El poeta leonés Antonio Colinas. Foto: Leonoticias
Como puede verse, Antonio Colinas (La Bañeza, León, 1946) divide el poema (que forma parte del libro Astrolabio) en dos partes. La primera es dedicada a la batalla de Maratón; la segunda a la de Salamina. Ambas batallas son recreadas líricamente (siempre en endecasílabos, salvo el par de versos de apertura) conjugando historia y mito.

PRIMERA PARTE

En la extensa y fértil llanura de Maratón (ciudad de la costa nororiental del Ática, cercana a Atenas) tuvo lugar en el año 490 a.C. el primero de los enfrentamientos bélicos entre griegos y persas (guerras médicas). Hacía un año que los persas venían construyendo una gran flota con el fin de transportar a Grecia su arma más temible: la caballería. Pese a lo que en un principio pudiera pensarse, no parece que la ofensiva persa tuviera tanto de carácter de conquista como de maniobra de castigo, teniendo en cuenta la elección de la zona de desembarco. Es probable que todo respondiera a una estrategia de distracción para que los hoplitas griegos acudieran a Maratón dejando desprotegida la ciudad de Atenas. Sea como fuere, lo cierto es que la victoria griega resultó más política y moral que real, ya que los persas consiguieron dos de sus tres objetivos de partida: las Cícladas y Eretria. La batalla de Maratón, eso sí, sirvió para afianzar la supremacía de Atenas sobre Esparta y la Liga Peloponesia, reforzar el sistema democrático instaurado por Clístenes y conformar un cierto “orgullo patriótico” en torno de un mito bélico que iba a quedar grabado para siempre en la memoria colectiva del pueblo griego.
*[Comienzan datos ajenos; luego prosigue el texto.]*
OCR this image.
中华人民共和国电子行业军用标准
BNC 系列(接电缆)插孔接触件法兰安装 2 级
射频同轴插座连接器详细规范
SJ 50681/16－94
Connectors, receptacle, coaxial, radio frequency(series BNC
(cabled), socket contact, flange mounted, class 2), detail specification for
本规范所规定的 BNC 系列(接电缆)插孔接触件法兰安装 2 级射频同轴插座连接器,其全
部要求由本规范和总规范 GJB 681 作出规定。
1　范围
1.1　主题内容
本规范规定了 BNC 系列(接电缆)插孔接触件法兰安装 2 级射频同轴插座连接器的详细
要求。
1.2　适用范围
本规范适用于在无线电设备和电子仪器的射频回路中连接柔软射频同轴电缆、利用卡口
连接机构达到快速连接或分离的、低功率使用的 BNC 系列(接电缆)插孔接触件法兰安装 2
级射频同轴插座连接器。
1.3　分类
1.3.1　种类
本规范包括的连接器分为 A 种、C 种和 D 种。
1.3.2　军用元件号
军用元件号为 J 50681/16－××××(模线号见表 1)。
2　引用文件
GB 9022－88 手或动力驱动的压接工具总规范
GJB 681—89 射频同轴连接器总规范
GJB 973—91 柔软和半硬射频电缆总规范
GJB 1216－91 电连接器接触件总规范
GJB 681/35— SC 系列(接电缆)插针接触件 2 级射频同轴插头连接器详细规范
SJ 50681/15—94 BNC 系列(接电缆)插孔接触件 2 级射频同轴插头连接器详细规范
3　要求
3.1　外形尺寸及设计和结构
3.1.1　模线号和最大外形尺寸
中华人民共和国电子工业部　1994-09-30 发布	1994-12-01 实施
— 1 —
Este espacio político y geoestratégico es magistralmente condensado y recreado por Colinas en la primera estrofa mediante rítmicas estructuras paralelísticas (vss. 1-11). Son curiosamente los dos tridecasílabos compuestos iniciales los que bosquejan el enclave geográfico de la batalla y los que anticipan, a su vez, en el plano semántico, las principales claves estratégicas que, a continuación, en dicha estrofa, van a ser ampliadas; por otro lado, estos dos versos avanzan también en el plano formal el ritmo y el desarrollo paralelístico que caracteriza la primera parte del poema. No nos ocuparemos aquí del ritmo del texto de Colinas, pero sí de su trasfondo referencial (trasfondo histórico-mítico), con el propósito de hacerlo más comprensible.
¿Por qué, primeramente, los persas miran a los montes y los griegos miran hacia el mar? El autor nos da la respuesta en los siguientes versos, que integran la primera estrofa: Porque el persa espera la traición de Atenas y el griego aguarda la ayuda de Esparta. Estos versos dan pie a un breve pero conveniente comentario histórico. La situación geopolítica griega se encontraba lejos de alcanzar por aquel entonces una hipotética unidad. Por encima del sentimiento griego estaba el reconocerse antes como ateniense, tebano o lacedemonio. De manera que, ante la amenaza persa, no todas las ciudades-Estado griegas reaccionaron de la misma forma, sino siempre de acuerdo con sus intereses políticos. Así, Egina, no debía de ver con malos ojos una posible victoria persa que supusiera la liquidación de Atenas, sempiterno rival, como tampoco Argos le hubiera hecho ascos a la supremacía persa de haber esta apeado a Esparta del dominio sobre el Peloponeso. Porque fueron Atenas, Esparta y Platea las únicas ciudades que se opusieron claramente a la injerencia aqueménida, llegando incluso las dos primeras a asesinar a los emisarios del Imperio. El resto de las ciudades del continente o bien aceptó el dominio persa o bien se mantuvo en silencio, con lo que en definitiva también se acataba el dominio extranjero.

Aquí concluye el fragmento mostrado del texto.